A Hero's Tale
- Genre: Role-playing games
- Publisher: TSR
- Publication date: 1996

= A Hero's Tale =

D&D module

A Hero's Tale is an adventure module for the 2nd edition of the Advanced Dungeons & Dragons fantasy role-playing game, published in 1996.

==Plot summary==
A Hero's Tale is a collection of ten adventure scenarios intended variously for characters from 1st level up through 10th level. Each of these adventures are linked together to form a campaign regarding an artifact known as the Waning Star; the player characters encounter non-player characters in the scenarios who seek the Waning Star, and are able to feel its influence.

==Publication history==
A Hero's Tale was published by TSR, Inc. in 1996.

==Reception==
Paul Pettengale reviewed A Hero's Tale for Arcane magazine, rating it an 8 out of 10 overall.

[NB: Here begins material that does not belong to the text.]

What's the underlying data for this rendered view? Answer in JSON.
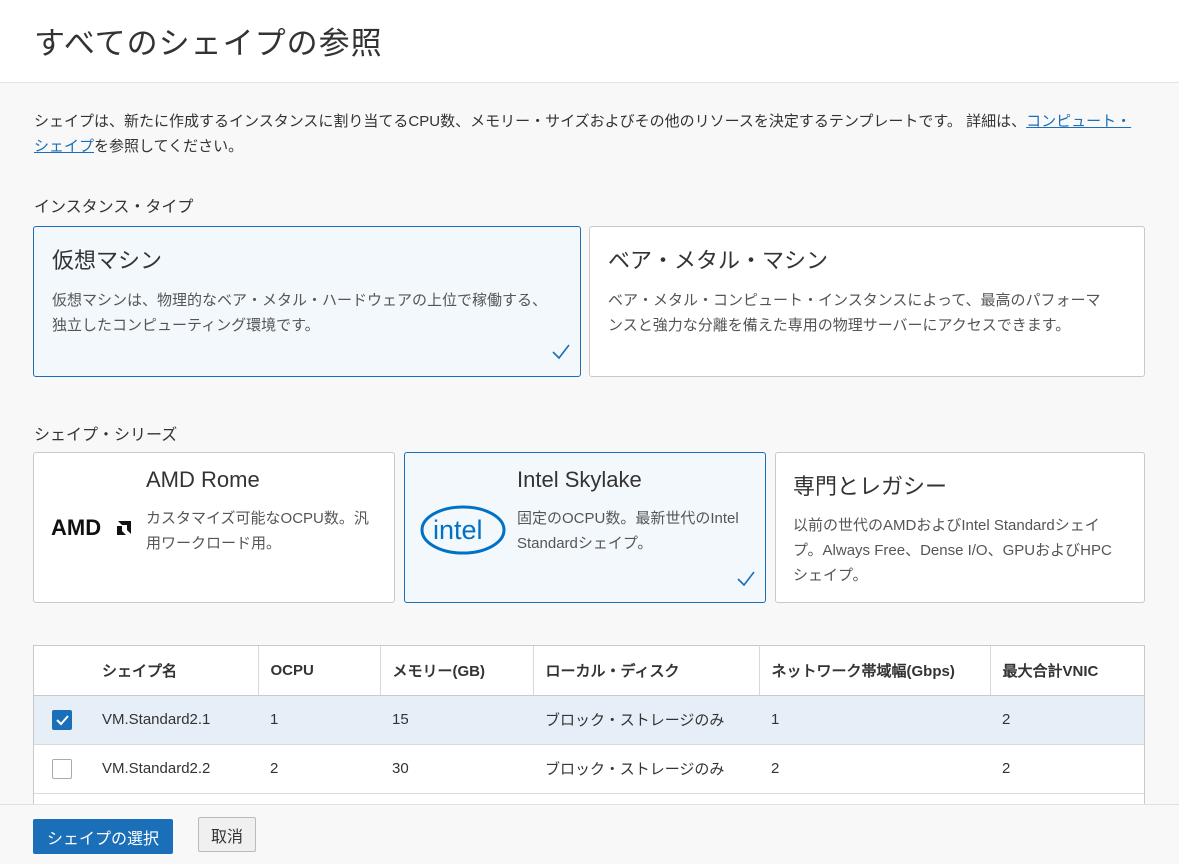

He commented that "The scenarios are not too complicated, mainly because of their brevity, and could perhaps be described as little more than encounters. Still, each one is good - there's not a duffer throughout the collection - and I'm sure referees will end up using each and every one of them." He adds: "Where this collection of scenarios is especially clever, though, is in the way they're all linked together, however tenuously, to form a complete mini-campaign in their own right. [...] Whether they actually guess what's afoot, however, is unlikely until towards the end of the collection." Pettengale concluded his review by stating: "So, a worthy bunch of short scenarios which should fit into just about any ongoing campaign. Oh, and the title, in case you were wondering, derives from passages of monologue at the start of each scenario spoken by Thad Bravencloke - a chap who's been through all of this long, long ago."